The study, which covers 13 pension markets with pension assets of an estimated $23 trillion, including Brazil and South Africa for the first time, analyses the growth, asset allocation and issues facing the world’s largest pension markets.
While total assets grew by 15 per cent in the year they are still below 2007 levels.
At the end of 2009 the average global asset allocation of the seven largest markets was 54.4 per cent equities, 26.9 per cent bonds, 1.3 per cent cash and 17.4 per cent in other assets, which includes property and alternatives.
Throughout the year the allocation to equities increased significantly from an average of 48 per cent to 54.4 per cent, and diversification into alternatives also continued.
The largest allocations to risky assets occur in the US, UK and Australia, with more conservative strategies adopted by the Netherlands, Switzerland and Japan.
Within the equities allocations the US still has the highest weighting to domestic equities with an average allocation of 43 per cent to domestic and 19 per cent to international equities; followed by Australia with 37 per cent domestic equities, and the UK with 29 per cent to domestic equities.
The UK has the highest allocation to international equities with 32 per cent, followed by Canada with 27 per cent.
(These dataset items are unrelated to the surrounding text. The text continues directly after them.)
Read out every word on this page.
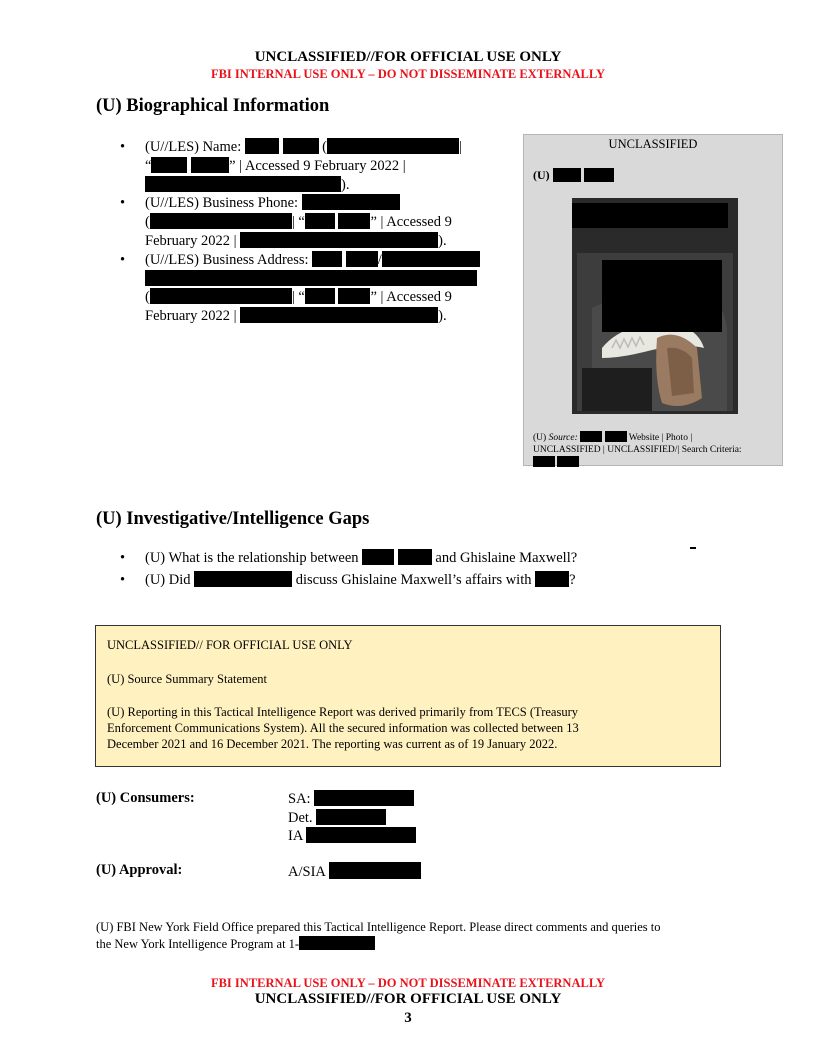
UNCLASSIFIED//FOR OFFICIAL USE ONLY
FBI INTERNAL USE ONLY – DO NOT DISSEMINATE EXTERNALLY
(U) Biographical Information
• (U//LES) Name:	(	|
“	” | Accessed 9 February 2022 |
).
• (U//LES) Business Phone:
(	| “	” | Accessed 9
February 2022 |	).
• (U//LES) Business Address:	/

(	| “	” | Accessed 9
February 2022 |	).
UNCLASSIFIED
(U)
(U) Source:	Website | Photo |
UNCLASSIFIED | UNCLASSIFIED/| Search Criteria:

(U) Investigative/Intelligence Gaps
• (U) What is the relationship between	and Ghislaine Maxwell?
• (U) Did	discuss Ghislaine Maxwell’s affairs with	?

UNCLASSIFIED// FOR OFFICIAL USE ONLY

(U) Source Summary Statement

(U) Reporting in this Tactical Intelligence Report was derived primarily from TECS (Treasury Enforcement Communications System). All the secured information was collected between 13 December 2021 and 16 December 2021. The reporting was current as of 19 January 2022.

(U) Consumers:	SA:
Det.
IA
(U) Approval:	A/SIA
(U) FBI New York Field Office prepared this Tactical Intelligence Report. Please direct comments and queries to
the New York Intelligence Program at 1-
FBI INTERNAL USE ONLY – DO NOT DISSEMINATE EXTERNALLY
UNCLASSIFIED//FOR OFFICIAL USE ONLY
3
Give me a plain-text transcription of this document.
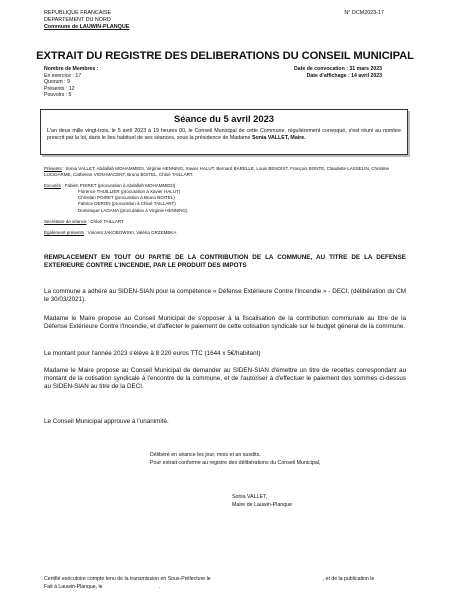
REPUBLIQUE FRANCAISE
DEPARTEMENT DU NORD
Commune de LAUWIN-PLANQUE
N° DCM2023-17
EXTRAIT DU REGISTRE DES DELIBERATIONS DU CONSEIL MUNICIPAL
Nombre de Membres :
En exercice : 17
Quorum : 9
Présents : 12
Pouvoirs : 5
Date de convocation : 31 mars 2023
Date d'affichage : 14 avril 2023
Séance du 5 avril 2023
L'an deux mille vingt-trois, le 5 avril 2023 à 19 heures 00, le Conseil Municipal de cette Commune, régulièrement convoqué, s'est réuni au nombre prescrit par la loi, dans le lieu habituel de ses séances, sous la présidence de Madame Sonia VALLET, Maire.
Présents : Sonia VALLET, Abdallah MOHAMMEDI, Virginie HENNING, Xavier HALUT, Bernard BARELLE, Louis BENOIST, François BONTE, Claudette LASSELIN, Christine LUCIDARME, Catherine VION-MACENT, Bruno BOITEL, Chloé TAILLART.
Excusés : Fabien POIRET (procuration à Abdallah MOHAMMEDI)
Florence THUILLIER (procuration à Xavier HALUT)
Christian POIRET (procuration à Bruno BOITEL)
Fabrice DERON (procuration à Chloé TAILLART)
Dominique LAGANA (procuration à Virginie HENNING)
Secrétaire de séance : Chloé TAILLART
Également présents : Vincent JAKOBOWSKI, Valéria GRZEMBKA
REMPLACEMENT EN TOUT OU PARTIE DE LA CONTRIBUTION DE LA COMMUNE, AU TITRE DE LA DEFENSE EXTERIEURE CONTRE L'INCENDIE, PAR LE PRODUIT DES IMPOTS
La commune a adhéré au SIDEN-SIAN pour la compétence « Défense Extérieure Contre l'Incendie » - DECI, (délibération du CM le 30/03/2021).
Madame le Maire propose au Conseil Municipal de s'opposer à la fiscalisation de la contribution communale au titre de la Défense Extérieure Contre l'Incendie, et d'affecter le paiement de cette cotisation syndicale sur le budget général de la commune.
Le montant pour l'année 2023 s'élève à 8 220 euros TTC (1644 x 5€/habitant)
Madame le Maire propose au Conseil Municipal de demander au SIDEN-SIAN d'émettre un titre de recettes correspondant au montant de la cotisation syndicale à l'encontre de la commune, et de l'autoriser à d'effectuer le paiement des sommes ci-dessus au SIDEN-SIAN au titre de la DECI.
Le Conseil Municipal approuve à l'unanimité.
Délibéré en séance les jour, mois et an susdits.
Pour extrait conforme au registre des délibérations du Conseil Municipal,
Sonia VALLET,
Maire de Lauwin-Planque
Certifié exécutoire compte tenu de la transmission en Sous-Préfecture le	, et de la publication le
Fait à Lauwin-Planque, le	.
Within bonds, the Netherlands allocates 41 per cent to domestic bonds while Japan also has a domestic bias with a 39 per cent allocation to Japanese bonds.
Switzerland and the Netherlands have the highest allocations to alternatives, which also includes property, with 29 and 24 per cent respectively.
While the US remains the largest market, pension fund assets in the US, Japan and the UK have decreased relative to other markets.
Brazil is the fastest growing followed by Hong Kong and Australia where growth rates over the past 10 years have been 18.8 per cent, 14 per cent and 13.9 per cent respectively.